Le Rassemblement national de Le Pen dispose désormais d’un nombre suffisant de législateurs pour constituer un groupe formel à l’Assemblée nationale et demander des sièges dans les commissions parlementaires, y compris celles qui se concentrent sur la défense et la politique étrangère.
En outre, le parti du Rassemblement national dispose désormais de suffisamment de sièges – plus de 58 – pour déclencher une motion de censure contre le gouvernement pouvant conduire à un vote de défiance.
La nouvelle Assemblée commencera à travailler la semaine prochaine.
Pendant ce temps, la France se dirige vers un remaniement gouvernemental. Trois ministres – sur les 15 qui se présentaient – ont perdu les élections et devront démissionner selon les règles fixées par Macron.

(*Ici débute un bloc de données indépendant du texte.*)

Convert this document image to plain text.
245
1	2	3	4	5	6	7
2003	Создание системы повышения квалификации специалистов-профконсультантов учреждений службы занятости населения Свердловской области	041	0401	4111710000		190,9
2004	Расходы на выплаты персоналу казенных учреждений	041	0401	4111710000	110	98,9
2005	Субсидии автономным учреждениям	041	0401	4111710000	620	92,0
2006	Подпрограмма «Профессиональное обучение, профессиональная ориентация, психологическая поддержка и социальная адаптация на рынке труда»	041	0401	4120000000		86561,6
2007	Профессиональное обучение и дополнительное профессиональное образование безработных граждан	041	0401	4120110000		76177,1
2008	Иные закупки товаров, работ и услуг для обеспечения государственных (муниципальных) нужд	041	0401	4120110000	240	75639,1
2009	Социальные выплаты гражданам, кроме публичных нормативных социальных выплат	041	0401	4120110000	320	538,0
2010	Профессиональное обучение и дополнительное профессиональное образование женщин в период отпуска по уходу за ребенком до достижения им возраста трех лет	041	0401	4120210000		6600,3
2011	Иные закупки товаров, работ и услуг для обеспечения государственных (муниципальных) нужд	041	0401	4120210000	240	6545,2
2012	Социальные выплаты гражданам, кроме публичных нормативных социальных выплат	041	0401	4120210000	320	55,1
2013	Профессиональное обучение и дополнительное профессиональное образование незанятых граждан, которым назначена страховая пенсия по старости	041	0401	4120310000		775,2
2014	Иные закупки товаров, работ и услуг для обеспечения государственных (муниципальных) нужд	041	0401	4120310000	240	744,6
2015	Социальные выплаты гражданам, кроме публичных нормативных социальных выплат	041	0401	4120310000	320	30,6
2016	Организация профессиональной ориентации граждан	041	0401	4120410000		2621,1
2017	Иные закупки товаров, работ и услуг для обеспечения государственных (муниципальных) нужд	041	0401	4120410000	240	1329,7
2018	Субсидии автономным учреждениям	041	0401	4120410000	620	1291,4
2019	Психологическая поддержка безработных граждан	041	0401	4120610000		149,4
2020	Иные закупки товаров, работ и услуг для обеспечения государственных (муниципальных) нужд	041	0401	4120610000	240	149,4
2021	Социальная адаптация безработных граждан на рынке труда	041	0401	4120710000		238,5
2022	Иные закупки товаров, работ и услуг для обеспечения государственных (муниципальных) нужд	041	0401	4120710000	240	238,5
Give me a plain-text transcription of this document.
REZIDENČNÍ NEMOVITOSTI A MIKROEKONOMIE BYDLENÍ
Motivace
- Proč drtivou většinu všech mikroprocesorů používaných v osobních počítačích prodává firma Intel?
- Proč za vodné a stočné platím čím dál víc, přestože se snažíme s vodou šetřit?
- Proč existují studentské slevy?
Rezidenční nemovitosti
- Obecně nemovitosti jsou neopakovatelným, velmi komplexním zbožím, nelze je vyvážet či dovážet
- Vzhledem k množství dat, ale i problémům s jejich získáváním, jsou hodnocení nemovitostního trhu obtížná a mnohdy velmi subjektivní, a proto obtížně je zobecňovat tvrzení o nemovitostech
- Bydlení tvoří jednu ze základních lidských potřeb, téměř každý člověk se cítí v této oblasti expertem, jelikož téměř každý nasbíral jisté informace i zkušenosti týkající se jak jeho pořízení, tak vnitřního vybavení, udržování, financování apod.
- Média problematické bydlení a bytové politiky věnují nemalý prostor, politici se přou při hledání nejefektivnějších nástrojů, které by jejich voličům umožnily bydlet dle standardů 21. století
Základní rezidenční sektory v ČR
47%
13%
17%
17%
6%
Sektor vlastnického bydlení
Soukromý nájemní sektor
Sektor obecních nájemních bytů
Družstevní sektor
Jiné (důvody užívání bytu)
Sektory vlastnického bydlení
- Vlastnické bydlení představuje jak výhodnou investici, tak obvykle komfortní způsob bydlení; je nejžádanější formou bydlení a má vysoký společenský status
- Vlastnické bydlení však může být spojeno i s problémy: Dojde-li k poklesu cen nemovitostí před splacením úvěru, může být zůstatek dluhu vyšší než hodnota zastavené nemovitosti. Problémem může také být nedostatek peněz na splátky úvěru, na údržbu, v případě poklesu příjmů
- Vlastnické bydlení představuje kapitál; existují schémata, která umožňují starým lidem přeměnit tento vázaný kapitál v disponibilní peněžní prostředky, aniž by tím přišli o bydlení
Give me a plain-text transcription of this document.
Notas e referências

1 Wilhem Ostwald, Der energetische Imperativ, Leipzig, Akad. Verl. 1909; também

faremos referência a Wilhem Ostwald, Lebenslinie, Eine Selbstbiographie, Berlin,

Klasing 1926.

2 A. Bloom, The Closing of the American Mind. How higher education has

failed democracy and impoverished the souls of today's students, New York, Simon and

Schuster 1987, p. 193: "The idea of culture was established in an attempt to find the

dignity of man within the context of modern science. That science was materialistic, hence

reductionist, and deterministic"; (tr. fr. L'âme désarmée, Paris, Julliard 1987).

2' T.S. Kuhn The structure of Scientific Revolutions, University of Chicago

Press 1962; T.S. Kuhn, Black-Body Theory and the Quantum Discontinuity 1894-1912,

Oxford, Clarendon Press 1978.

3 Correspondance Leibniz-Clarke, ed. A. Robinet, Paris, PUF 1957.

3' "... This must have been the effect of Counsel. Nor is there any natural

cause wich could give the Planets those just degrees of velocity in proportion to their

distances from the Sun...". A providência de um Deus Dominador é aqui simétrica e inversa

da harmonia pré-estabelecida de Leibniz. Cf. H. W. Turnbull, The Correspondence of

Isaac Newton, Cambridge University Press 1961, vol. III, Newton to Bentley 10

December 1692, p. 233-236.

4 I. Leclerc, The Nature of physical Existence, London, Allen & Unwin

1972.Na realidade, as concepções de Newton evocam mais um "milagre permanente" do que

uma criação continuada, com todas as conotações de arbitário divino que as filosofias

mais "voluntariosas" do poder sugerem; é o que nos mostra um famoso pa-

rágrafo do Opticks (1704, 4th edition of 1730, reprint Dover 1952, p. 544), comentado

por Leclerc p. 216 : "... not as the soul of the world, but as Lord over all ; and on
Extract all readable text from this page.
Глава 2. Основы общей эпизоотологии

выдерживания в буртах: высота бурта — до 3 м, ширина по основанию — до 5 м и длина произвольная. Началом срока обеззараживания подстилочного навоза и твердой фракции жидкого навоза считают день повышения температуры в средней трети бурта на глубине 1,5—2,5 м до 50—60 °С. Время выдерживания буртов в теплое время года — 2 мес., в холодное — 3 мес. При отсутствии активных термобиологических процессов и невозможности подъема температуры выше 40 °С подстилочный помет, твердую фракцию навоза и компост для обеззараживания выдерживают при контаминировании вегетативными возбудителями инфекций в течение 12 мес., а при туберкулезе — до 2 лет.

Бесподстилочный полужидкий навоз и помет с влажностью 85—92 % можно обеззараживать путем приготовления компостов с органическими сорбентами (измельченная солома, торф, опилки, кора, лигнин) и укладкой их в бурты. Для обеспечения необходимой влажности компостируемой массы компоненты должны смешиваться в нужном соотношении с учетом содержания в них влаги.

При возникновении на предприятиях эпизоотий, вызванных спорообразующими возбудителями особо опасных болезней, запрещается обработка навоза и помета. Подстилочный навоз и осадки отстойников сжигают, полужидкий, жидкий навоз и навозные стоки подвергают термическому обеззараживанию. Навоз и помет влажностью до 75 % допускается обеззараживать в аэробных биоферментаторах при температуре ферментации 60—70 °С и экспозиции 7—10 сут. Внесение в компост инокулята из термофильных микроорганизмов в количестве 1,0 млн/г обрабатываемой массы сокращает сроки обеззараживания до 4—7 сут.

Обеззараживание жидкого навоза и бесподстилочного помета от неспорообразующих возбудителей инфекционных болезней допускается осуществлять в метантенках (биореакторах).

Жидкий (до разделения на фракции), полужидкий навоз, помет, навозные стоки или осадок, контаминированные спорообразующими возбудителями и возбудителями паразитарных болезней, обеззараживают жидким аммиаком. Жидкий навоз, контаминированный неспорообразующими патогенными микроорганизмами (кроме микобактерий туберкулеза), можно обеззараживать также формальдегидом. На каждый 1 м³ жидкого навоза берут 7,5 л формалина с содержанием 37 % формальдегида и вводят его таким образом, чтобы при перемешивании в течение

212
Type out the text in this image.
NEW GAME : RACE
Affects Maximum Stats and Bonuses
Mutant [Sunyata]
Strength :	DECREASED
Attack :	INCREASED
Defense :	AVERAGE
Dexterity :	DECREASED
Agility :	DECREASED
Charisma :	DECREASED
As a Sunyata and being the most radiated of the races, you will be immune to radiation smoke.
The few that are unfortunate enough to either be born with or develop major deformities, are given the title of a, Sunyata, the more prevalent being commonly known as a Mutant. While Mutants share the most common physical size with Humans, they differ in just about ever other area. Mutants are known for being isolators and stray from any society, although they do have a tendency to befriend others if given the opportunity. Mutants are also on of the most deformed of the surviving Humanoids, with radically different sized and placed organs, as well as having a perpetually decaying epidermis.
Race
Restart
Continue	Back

Le président pourrait également profiter du remaniement pour offrir des postes au sein du gouvernement à de nouveaux alliés potentiels.
Macron lui-même n’a pas encore commenté les résultats des élections.
Son gouvernement aura toujours la capacité de gouverner, mais seulement en négociant avec les législateurs. Les centristes pourraient tenter de négocier au cas par cas avec les élus du centre-gauche et du parti conservateur, dans le but d’empêcher que les élus de l’opposition soient suffisamment nombreux pour rejeter les mesures proposées.
Le gouvernement pourrait aussi occasionnellement utiliser une mesure spéciale prévue par la Constitution française pour adopter une loi sans vote.
Les politiques diplomatiques de Macron ne devraient pas être affectées dans un avenir immédiat, y compris le fort soutien de la France à l’Ukraine. Conformément à la Constitution française, Macron conserve des pouvoirs substantiels en matière de politique étrangère, d’affaires européennes et de défense, quelles que soient les difficultés auxquelles son alliance pourrait être confrontée au parlement.
Teinturier, l’analyste politique, a déclaré que la nouvelle composition de l’Assemblée nationale fait écho à « la volonté du peuple français de rééquilibrer » les résultats de l’élection présidentielle.
« Il y avait clairement la volonté de ne pas donner tous les pouvoirs et une majorité pure à Emmanuel Macron et de lui imposer des contraintes, une sorte de mise sous tutelle », a-t-il dit.
——
Surk a rapporté de Nice. Alexander Turnbull et Catherine Gaschka à Paris ont contribué à ce rapport.